Second, if the investor holds the investment in the QOF for at least 10 years, the investor is eligible for an adjustment in the basis of the QOF investment to its fair market value on the date that the QOF investment is sold or exchanged. As a result of this basis adjustment, the appreciation in the QOF investment is never taxed. A similar rule applies to exclude the QOF investor’s share of gain and loss from sales of QOF assets.
Summary of the 3 Tax Benefits
Here’s a hypothetical example of what happens to a $100,000 investment. Let’s say that at the end of the 5-, 7- or 10-year hold that the investment was now worth $300,000. If this investment were not in an opportunity zone, you would have to pay tax on $200,000. The opportunity zone investment gets a bit of a break in years 5 through 7, and gets a substantial break in year 10.
What types of gains are eligible for deferral if I invest in a QOF?
Gains that may be deferred are called eligible gains. They include both capital gains and qualified 1231 gains, but only profits that would be recognized for federal income tax purposes before January 1, 2027, and that are not from a transaction with a related person. For you to obtain this deferral, the amount of the eligible gain must be timely invested in a QOF in exchange for an equity interest in the QOF (qualifying investment). Once you have done this, you can claim the deferral on your federal income tax return for the taxable year in which the gain would be recognized if you do not defer it.
You can make a partial or full election to defer the gain when filing your federal income tax return. In other words, you can make the election on the return on which the tax on that gain would be due if you didn’t defer it.
What types of multifamily projects should I expect in an opportunity zone?
Since part of what defines a qualifying opportunity zone property is the amount of improvement projected, you will likely see a lot of ground-up development investment opportunities. Substantial improvement is the key. Property is substantially improved if, during any 30-month period beginning after the property is acquired, additions to the basis of the property exceed an amount equal to the adjusted basis at the start of the 30-month period.
But another defining factor of an opportunity zone business is the 50% of gross income test. Each taxable year, a QOZ business must earn at least 50% of its gross income from business activities within a QOZ. The operation of an apartment complex usually passes this test by its very nature.

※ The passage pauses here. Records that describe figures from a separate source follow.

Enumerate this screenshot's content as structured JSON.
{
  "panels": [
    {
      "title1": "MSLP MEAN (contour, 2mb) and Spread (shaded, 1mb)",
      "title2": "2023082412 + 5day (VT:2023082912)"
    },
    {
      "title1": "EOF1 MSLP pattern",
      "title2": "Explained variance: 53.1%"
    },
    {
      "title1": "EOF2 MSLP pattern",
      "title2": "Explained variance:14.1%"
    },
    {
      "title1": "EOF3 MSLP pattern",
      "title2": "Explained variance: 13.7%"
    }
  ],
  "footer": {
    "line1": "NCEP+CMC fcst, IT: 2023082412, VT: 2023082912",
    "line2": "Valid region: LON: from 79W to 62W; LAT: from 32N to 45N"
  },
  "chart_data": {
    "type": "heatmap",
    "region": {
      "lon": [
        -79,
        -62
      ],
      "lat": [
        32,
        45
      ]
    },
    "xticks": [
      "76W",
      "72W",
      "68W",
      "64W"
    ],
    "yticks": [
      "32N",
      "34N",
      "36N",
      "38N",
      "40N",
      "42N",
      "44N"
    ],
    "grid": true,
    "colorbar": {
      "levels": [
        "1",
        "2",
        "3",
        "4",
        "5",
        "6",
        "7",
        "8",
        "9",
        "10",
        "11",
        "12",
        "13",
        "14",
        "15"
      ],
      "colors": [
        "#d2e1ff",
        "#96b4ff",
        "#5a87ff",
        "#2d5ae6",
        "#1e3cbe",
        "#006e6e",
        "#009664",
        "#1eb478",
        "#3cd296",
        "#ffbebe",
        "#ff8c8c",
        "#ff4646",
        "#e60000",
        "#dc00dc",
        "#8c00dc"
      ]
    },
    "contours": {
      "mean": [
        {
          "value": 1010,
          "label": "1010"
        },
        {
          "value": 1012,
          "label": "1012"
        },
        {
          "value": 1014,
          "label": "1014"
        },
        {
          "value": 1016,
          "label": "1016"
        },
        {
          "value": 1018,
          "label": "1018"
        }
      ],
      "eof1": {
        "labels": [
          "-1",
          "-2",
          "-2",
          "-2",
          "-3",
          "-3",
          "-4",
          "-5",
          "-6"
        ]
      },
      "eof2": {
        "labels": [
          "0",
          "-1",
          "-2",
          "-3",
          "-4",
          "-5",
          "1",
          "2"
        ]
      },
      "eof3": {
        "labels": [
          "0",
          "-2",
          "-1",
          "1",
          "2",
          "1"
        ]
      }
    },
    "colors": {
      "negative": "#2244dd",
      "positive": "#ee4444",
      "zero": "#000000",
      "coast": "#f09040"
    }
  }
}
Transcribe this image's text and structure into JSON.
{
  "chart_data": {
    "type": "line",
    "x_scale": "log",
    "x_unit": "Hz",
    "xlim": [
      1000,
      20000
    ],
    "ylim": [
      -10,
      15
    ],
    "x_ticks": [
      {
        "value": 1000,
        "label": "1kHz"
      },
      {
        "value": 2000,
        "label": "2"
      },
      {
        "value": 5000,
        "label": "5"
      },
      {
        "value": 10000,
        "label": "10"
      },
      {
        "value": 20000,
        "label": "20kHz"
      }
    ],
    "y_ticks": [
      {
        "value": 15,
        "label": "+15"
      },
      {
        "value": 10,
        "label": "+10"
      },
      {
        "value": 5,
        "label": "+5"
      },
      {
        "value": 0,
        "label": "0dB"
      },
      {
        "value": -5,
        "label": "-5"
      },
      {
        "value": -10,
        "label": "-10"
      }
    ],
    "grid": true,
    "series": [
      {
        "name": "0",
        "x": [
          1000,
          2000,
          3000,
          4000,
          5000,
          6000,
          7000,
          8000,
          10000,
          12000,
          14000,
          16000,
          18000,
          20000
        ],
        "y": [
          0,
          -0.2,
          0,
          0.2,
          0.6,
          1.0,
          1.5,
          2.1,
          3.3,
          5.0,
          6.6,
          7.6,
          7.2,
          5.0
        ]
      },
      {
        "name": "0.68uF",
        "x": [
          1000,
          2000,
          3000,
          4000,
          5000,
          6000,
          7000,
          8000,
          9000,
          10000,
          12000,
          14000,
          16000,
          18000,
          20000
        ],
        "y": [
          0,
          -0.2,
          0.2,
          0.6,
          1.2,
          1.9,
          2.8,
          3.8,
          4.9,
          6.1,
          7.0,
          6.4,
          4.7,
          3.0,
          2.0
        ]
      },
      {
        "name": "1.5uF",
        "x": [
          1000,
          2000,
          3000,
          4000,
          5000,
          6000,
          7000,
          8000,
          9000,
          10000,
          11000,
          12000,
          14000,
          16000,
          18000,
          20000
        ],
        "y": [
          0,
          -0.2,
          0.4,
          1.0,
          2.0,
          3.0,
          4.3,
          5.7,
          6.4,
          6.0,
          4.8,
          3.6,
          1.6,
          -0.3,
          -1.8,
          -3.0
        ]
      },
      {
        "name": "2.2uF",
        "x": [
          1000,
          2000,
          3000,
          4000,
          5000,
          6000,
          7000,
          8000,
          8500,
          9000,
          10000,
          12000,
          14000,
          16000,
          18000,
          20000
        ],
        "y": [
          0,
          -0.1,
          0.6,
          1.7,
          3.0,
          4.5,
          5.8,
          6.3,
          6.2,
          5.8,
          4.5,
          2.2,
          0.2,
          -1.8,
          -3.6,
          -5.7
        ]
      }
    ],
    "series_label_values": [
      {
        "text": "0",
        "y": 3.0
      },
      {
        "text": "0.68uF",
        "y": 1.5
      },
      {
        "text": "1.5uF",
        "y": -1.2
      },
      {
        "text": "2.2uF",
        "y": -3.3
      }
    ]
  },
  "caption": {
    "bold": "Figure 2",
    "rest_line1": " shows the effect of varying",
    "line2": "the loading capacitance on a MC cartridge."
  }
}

How to Find Opportunity Zone Maps
One of the best ways to do this is to Google it. Using the search terms “opportunity zone map” and your city will usually bring up lots of resources that can help. See the example below.
In this example, if you clicked the first link, you might find something like this:
When you are being presented with an investment opportunity through a multifamily syndication sponsor, he/she will likely be fully aware if the project qualifies as an opportunity fund in an opportunity zone, and that will be one of the main features of the investment. If you are unsure, you can always ask.